Paragon Bank has notably broadened its Bank Base Rate (BBR) tracker mortgage offerings, introducing specific switch and further advance products tailored for existing customers. These new options are available at up to 80% loan-to-value (LTV) for switches and 75% LTV for further advances, covering single self-contained properties, Houses in Multiple Occupation (HMOs), and multi-unit blocks. For example, single properties at 75% LTV can access rates starting from 5.10% (BBR plus 1.35%) with a 1.50% fee, or 5.47% (BBR plus 1.72%) with a lower 0.75% fee. HMOs and multi-unit blocks see rates from 5.45% (BBR plus 1.70%) with a 1.50% fee. James Harrison, Paragon's mortgages product manager, highlighted strong engagement with their BBR tracker range, noting these additions will allow existing customers greater flexibility.
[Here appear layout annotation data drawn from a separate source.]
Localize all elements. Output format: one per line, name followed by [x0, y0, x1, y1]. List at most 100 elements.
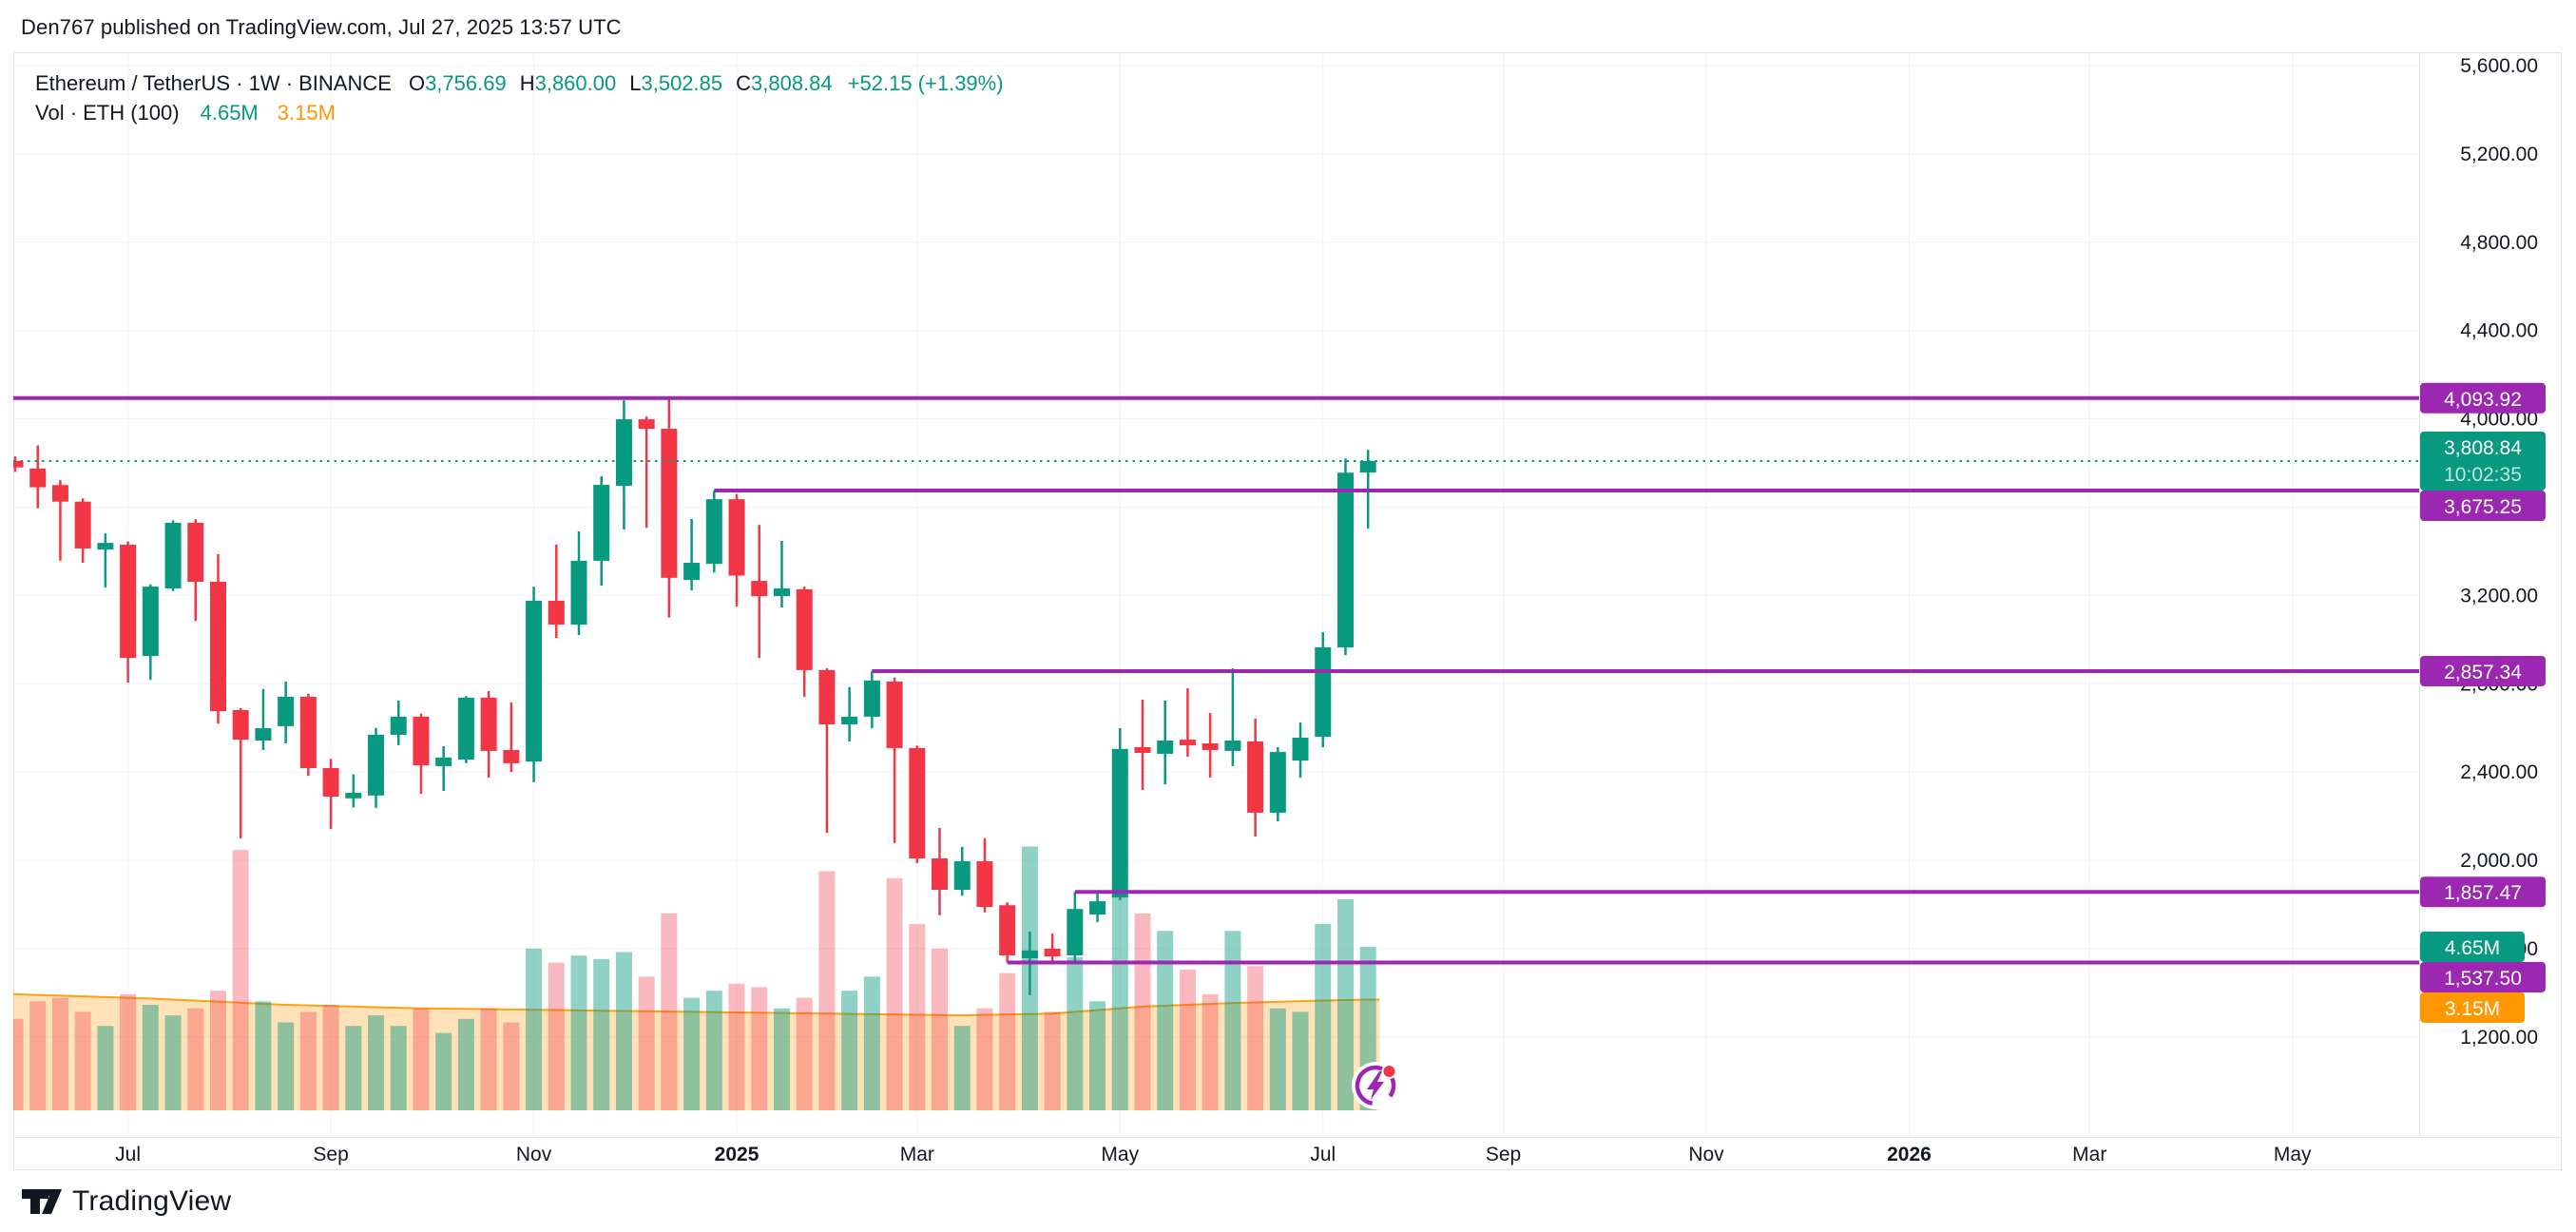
legend-volume-row: Vol · ETH (100) 4.65M 3.15M: [35, 98, 1004, 127]
candle-body: [435, 757, 452, 766]
volume-bar: [232, 850, 249, 1110]
time-tick-label: Sep: [1486, 1144, 1521, 1165]
candle-body: [299, 697, 317, 769]
volume-bar: [1179, 970, 1196, 1110]
candle-body: [480, 697, 497, 751]
volume-value-badge: [2420, 931, 2525, 962]
candle-body: [570, 560, 587, 626]
volume-bar: [29, 1001, 47, 1110]
time-tick-label: May: [1101, 1144, 1139, 1165]
volume-bar: [255, 1001, 272, 1110]
volume-ma-area: [13, 992, 1380, 1110]
alert-dot: [1381, 1064, 1397, 1079]
candle-body: [142, 587, 159, 657]
volume-current-value: 4.65M: [200, 101, 259, 125]
price-tick-label: 5,200.00: [2460, 144, 2538, 165]
candle-body: [683, 563, 701, 581]
candle-body: [413, 716, 430, 766]
volume-bar: [841, 991, 858, 1110]
lightning-idea-icon[interactable]: [1352, 1062, 1399, 1109]
price-axis-badges: 4,093.92 3,808.84 10:02:35 3,675.25 2,857.34…: [2420, 382, 2546, 1023]
volume-bar: [548, 962, 565, 1110]
candle-body: [1179, 740, 1196, 746]
volume-bar: [368, 1015, 385, 1110]
volume-bar: [480, 1008, 497, 1110]
candle-body: [932, 858, 949, 890]
volume-bar: [164, 1015, 182, 1110]
candle-body: [232, 709, 249, 741]
candle-body: [773, 587, 790, 597]
current-price-badge: [2420, 431, 2546, 491]
volume-ma-badge: [2420, 991, 2525, 1023]
candle-body: [615, 419, 632, 486]
candle-body: [841, 716, 858, 725]
candle-body: [29, 468, 47, 488]
volume-bar: [435, 1032, 452, 1110]
ohlc-low: L3,502.85: [629, 71, 723, 95]
price-line-badge-text: 2,857.34: [2444, 662, 2522, 683]
ohlc-close: C3,808.84: [736, 71, 833, 95]
volume-bar: [773, 1008, 790, 1110]
volume-bar: [278, 1022, 295, 1110]
symbol-title: Ethereum / TetherUS · 1W · BINANCE: [35, 71, 392, 95]
volume-bar: [615, 952, 632, 1110]
candle-body: [1021, 950, 1038, 958]
candle-body: [526, 600, 543, 762]
volume-bar: [683, 997, 701, 1110]
time-tick-label: 2025: [715, 1144, 759, 1165]
tradingview-logo[interactable]: TradingView: [21, 1183, 231, 1221]
candle-body: [13, 460, 24, 468]
candle-body: [999, 905, 1016, 955]
volume-bar: [457, 1018, 474, 1110]
price-level-lines[interactable]: [13, 395, 2419, 965]
volume-bar: [390, 1026, 407, 1110]
volume-bar: [142, 1005, 159, 1110]
volume-bar: [976, 1008, 993, 1110]
time-tick-label: 2026: [1887, 1144, 1932, 1165]
candle-body: [1111, 748, 1128, 898]
time-tick-label: Jul: [1310, 1144, 1336, 1165]
volume-bar: [638, 976, 655, 1110]
price-tick-label: 2,400.00: [2460, 761, 2538, 783]
price-tick-label: 3,200.00: [2460, 585, 2538, 606]
candle-body: [953, 861, 971, 890]
candle-body: [457, 697, 474, 760]
grid-lines: [13, 52, 2419, 1137]
price-line-badge-text: 1,857.47: [2444, 882, 2522, 904]
candle-body: [345, 793, 362, 799]
price-line-badge-text: 4,093.92: [2444, 389, 2522, 411]
volume-bar: [661, 913, 678, 1110]
volume-bar: [1089, 1001, 1106, 1110]
ohlc-open: O3,756.69: [408, 71, 507, 95]
candle-body: [322, 768, 339, 797]
price-tick-label: 2,000.00: [2460, 850, 2538, 872]
time-axis[interactable]: Jul Sep Nov 2025 Mar May Jul Sep Nov 2026 Mar May: [115, 1144, 2312, 1165]
volume-ma-badge-text: 3.15M: [2445, 998, 2500, 1020]
candle-body: [863, 680, 880, 717]
price-line-badge: [2420, 876, 2546, 908]
volume-bar: [74, 1011, 91, 1110]
candle-body: [886, 681, 903, 748]
candle-body: [818, 669, 836, 725]
candle-body: [909, 747, 926, 859]
volume-bar: [526, 948, 543, 1110]
candle-body: [1067, 909, 1084, 955]
volume-bar: [1067, 957, 1084, 1110]
volume-bar: [932, 948, 949, 1110]
time-tick-label: Mar: [900, 1144, 934, 1165]
change-value: +52.15 (+1.39%): [847, 71, 1004, 95]
candle-body: [661, 429, 678, 578]
tradingview-logo-text: TradingView: [72, 1185, 232, 1217]
volume-bar: [999, 972, 1016, 1110]
price-line-badge: [2420, 961, 2546, 992]
volume-bar: [299, 1011, 317, 1110]
volume-bar: [593, 958, 610, 1110]
volume-bar: [1134, 913, 1151, 1110]
volume-bar: [503, 1022, 520, 1110]
publish-header: Den767 published on TradingView.com, Jul…: [21, 15, 622, 39]
candle-body: [1315, 646, 1332, 738]
current-price-badge-text: 10:02:35: [2444, 464, 2522, 486]
price-tick-label: 1,200.00: [2460, 1027, 2538, 1049]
In a move to make its products more attractive, ModaMortgages has eliminated the application fee across its limited-edition two- and five-year fixed-rate buy-to-let products. This follows recent rate reductions, with two-year fixed rates now starting from 3.34% and five-year products from 4.94%. Free valuations remain a feature across their entire buy-to-let range, which caters to both individual landlords and limited companies at up to 80% LTV, including specialist products for HMOs and multi-unit freehold blocks. Becki Fraser-Tucker, head of sales at Chetwood Bank for ModaMortgages, stated this change significantly enhances their offering for brokers and landlords.
Darlington Building Society has also made notable adjustments, particularly by reducing the income evidence required for certain buy-to-let applications. Following feedback from mortgage brokers, applicants whose cases meet the society's Interest Cover Ratio (ICR) requirements will no longer routinely need to provide additional income evidence. This simplification applies across their buy-to-let range, including expat cases involving self-employed applicants. While underwriters may still request further documentation in complex situations, this change is expected to streamline the application process for many. Chris Blewitt, head of mortgage distribution at Darlington, explained that the adjustments aim to remove unnecessary friction where rental income already supports the lending.
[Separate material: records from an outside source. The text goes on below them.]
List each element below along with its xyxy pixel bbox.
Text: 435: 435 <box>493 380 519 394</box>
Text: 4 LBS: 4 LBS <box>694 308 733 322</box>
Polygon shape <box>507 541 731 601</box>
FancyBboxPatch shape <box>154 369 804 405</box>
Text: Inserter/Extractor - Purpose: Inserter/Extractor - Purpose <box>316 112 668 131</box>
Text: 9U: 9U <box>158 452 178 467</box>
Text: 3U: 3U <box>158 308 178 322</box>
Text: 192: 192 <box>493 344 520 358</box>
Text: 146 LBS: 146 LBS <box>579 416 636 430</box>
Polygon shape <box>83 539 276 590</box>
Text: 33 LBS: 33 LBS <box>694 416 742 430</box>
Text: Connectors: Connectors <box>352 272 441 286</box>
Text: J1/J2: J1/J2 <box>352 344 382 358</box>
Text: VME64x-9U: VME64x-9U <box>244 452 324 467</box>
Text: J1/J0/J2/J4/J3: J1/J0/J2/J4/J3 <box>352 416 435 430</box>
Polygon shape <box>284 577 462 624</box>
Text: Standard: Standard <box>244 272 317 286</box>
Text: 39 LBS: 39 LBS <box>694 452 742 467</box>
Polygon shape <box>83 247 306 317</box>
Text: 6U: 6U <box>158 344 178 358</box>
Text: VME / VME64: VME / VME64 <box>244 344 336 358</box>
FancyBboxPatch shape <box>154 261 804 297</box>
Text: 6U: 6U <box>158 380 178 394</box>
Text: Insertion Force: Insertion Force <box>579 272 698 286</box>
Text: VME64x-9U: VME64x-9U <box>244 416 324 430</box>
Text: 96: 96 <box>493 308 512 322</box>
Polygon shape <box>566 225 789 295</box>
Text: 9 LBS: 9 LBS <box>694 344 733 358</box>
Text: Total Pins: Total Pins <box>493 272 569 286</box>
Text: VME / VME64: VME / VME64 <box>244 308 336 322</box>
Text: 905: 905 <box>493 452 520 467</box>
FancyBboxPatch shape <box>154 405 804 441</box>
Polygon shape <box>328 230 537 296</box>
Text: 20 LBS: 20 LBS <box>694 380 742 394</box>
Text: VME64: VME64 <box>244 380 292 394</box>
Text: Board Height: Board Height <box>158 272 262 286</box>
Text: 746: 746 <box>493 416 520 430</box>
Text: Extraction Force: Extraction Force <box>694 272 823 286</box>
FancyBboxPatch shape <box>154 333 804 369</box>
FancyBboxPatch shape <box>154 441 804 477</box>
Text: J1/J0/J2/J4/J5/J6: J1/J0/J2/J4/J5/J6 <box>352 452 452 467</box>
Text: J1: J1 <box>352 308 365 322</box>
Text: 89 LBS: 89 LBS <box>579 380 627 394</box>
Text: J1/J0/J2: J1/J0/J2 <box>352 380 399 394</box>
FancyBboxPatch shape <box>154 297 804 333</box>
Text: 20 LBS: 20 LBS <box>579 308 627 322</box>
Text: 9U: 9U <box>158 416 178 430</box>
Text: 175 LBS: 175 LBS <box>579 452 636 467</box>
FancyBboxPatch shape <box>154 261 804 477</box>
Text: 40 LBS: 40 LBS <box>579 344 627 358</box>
These developments come at a time when the UK property market continues to navigate fluctuating interest rates and economic uncertainty. According to recent data from Rightmove, average asking prices for homes across the UK saw a modest increase in the last month, though regional variations persist. For instance, Halifax reported that average house prices remained relatively stable in May, showing a slight month-on-month dip but an annual increase. Mortgage rates, while having stabilised somewhat, remain higher than in previous years, making affordability a key concern for both homeowners and prospective buyers, including landlords. The Bank of England's base rate, which influences tracker mortgages, has remained at 5.25% since August 2023, impacting borrowing costs.
For landlords, these changes could mean more competitive borrowing options and a less cumbersome application journey. The introduction of switch and further advance options by Paragon provides existing customers with flexibility to manage their portfolios or raise capital, while ModaMortgages' fee removal could reduce initial outlay. Darlington's simplified income verification could speed up approvals, particularly for experienced landlords with strong rental income. These adjustments reflect a dynamic lending landscape where providers are keen to attract and retain landlord clients by offering more tailored and efficient services.